Show Abstract | Download Original | Original Source | Check in Google Scholar | DOI: 10.58471/justi.v12i1.173

Abstract

The position of a Notary, as a General Officer who makes an authentic deed is very much needed in banking business activities, one of which is in making a deed of banking credit agreement involving customers and banks, to guarantee the truth of the contents set forth in the banking credit agreement, so that the truth is not publicly disclosed. no doubt. The approach method is normative juridical, namely legal research conducted by reviewing and testing secondary data in the form of positive law. The research specification used is descriptive analytical, that is, systematically describes the facts and problems related to the role of a notary in banking credit agreements in the event that the debtor defaults in relation to Law no. 10 of 1998 jo.

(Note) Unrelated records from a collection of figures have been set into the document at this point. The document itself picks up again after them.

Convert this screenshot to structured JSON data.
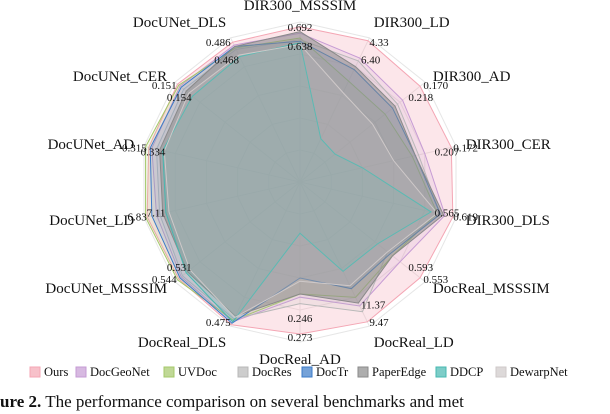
{
  "chart_data": {
    "type": "radar",
    "axes": [
      "DIR300_MSSSIM",
      "DIR300_LD",
      "DIR300_AD",
      "DIR300_CER",
      "DIR300_DLS",
      "DocReal_MSSSIM",
      "DocReal_LD",
      "DocReal_AD",
      "DocReal_DLS",
      "DocUNet_MSSSIM",
      "DocUNet_LD",
      "DocUNet_AD",
      "DocUNet_CER",
      "DocUNet_DLS"
    ],
    "axis_value_labels": [
      [
        "0.692",
        "0.638"
      ],
      [
        "4.33",
        "6.40"
      ],
      [
        "0.170",
        "0.218"
      ],
      [
        "0.172",
        "0.207"
      ],
      [
        "0.619",
        "0.565"
      ],
      [
        "0.553",
        "0.593"
      ],
      [
        "9.47",
        "11.37"
      ],
      [
        "0.273",
        "0.246"
      ],
      [
        "0.475"
      ],
      [
        "0.544",
        "0.531"
      ],
      [
        "6.83",
        "7.11"
      ],
      [
        "0.315",
        "0.334"
      ],
      [
        "0.151",
        "0.154"
      ],
      [
        "0.486",
        "0.468"
      ]
    ],
    "grid_levels": 5,
    "series": [
      {
        "name": "Ours",
        "color": "#f4a6b4",
        "values": [
          0.97,
          0.98,
          0.96,
          0.97,
          0.98,
          0.96,
          0.97,
          0.95,
          0.99,
          0.97,
          0.98,
          0.97,
          0.98,
          0.97
        ]
      },
      {
        "name": "DocGeoNet",
        "color": "#c69bd4",
        "values": [
          0.93,
          0.86,
          0.82,
          0.8,
          0.93,
          0.8,
          0.86,
          0.72,
          0.97,
          0.95,
          0.92,
          0.95,
          0.96,
          0.95
        ]
      },
      {
        "name": "UVDoc",
        "color": "#a5c86a",
        "values": [
          0.9,
          0.7,
          0.68,
          0.72,
          0.88,
          0.74,
          0.8,
          0.7,
          0.96,
          0.98,
          0.99,
          0.99,
          0.97,
          0.93
        ]
      },
      {
        "name": "DocRes",
        "color": "#b8b8b8",
        "values": [
          0.89,
          0.84,
          0.78,
          0.76,
          0.9,
          0.7,
          0.9,
          0.76,
          0.95,
          0.94,
          0.9,
          0.92,
          0.93,
          0.92
        ]
      },
      {
        "name": "DocTr",
        "color": "#3b7bc8",
        "values": [
          0.88,
          0.78,
          0.74,
          0.74,
          0.9,
          0.72,
          0.74,
          0.6,
          0.98,
          0.96,
          0.95,
          0.96,
          0.95,
          0.94
        ]
      },
      {
        "name": "PaperEdge",
        "color": "#8a8a8a",
        "values": [
          0.94,
          0.8,
          0.76,
          0.74,
          0.92,
          0.74,
          0.84,
          0.7,
          0.93,
          0.9,
          0.88,
          0.9,
          0.91,
          0.94
        ]
      },
      {
        "name": "DDCP",
        "color": "#46b8b0",
        "values": [
          0.87,
          0.3,
          0.28,
          0.4,
          0.84,
          0.62,
          0.62,
          0.32,
          0.97,
          0.91,
          0.86,
          0.88,
          0.86,
          0.87
        ]
      },
      {
        "name": "DewarpNet",
        "color": "#cfc9c9",
        "values": [
          0.86,
          0.62,
          0.58,
          0.6,
          0.88,
          0.7,
          0.72,
          0.62,
          0.94,
          0.88,
          0.84,
          0.87,
          0.89,
          0.88
        ]
      }
    ]
  },
  "caption": {
    "prefix": "ure 2.",
    "text": "     The performance comparison on several benchmarks and met"
  }
}
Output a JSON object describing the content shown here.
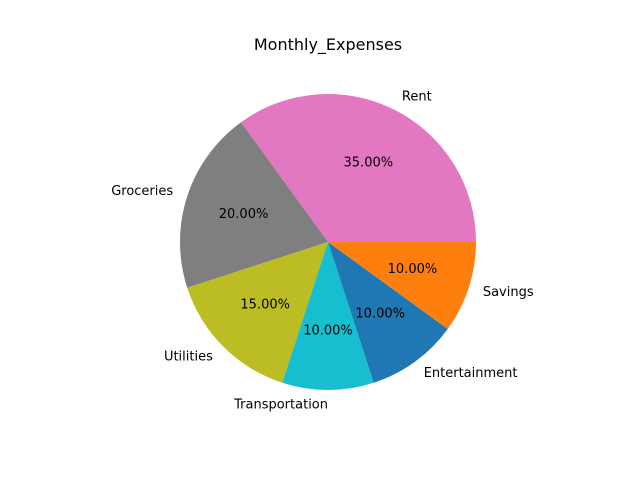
{
  "chart_data": {
    "type": "pie",
    "title": "Monthly_Expenses",
    "categories": [
      "Rent",
      "Groceries",
      "Utilities",
      "Transportation",
      "Entertainment",
      "Savings"
    ],
    "values": [
      35,
      20,
      15,
      10,
      10,
      10
    ],
    "percent_labels": [
      "35.00%",
      "20.00%",
      "15.00%",
      "10.00%",
      "10.00%",
      "10.00%"
    ],
    "colors": [
      "#e377c2",
      "#7f7f7f",
      "#bcbd22",
      "#17becf",
      "#1f77b4",
      "#ff7f0e"
    ],
    "start_angle_deg": 0,
    "direction": "counterclockwise",
    "legend": "none"
  }
}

Law No. 2 of 2014 concerning changes to the position of a notary. Notaries are very important in helping to create legal certainty and protection for the community. This legal certainty and protection can be seen through the authentic deed made as perfect evidence in court. Whereas the role of a notary in the deed of banking credit agreement made notarial by a notary is very useful for creditors if the debtor defaults on the strength of the evidence. In banking practice, making credit agreements with private deeds can also provide execution guarantees because both notarial and private deeds are always followed by institutions with other guarantee institutions whose deeds are executorial such as APHT.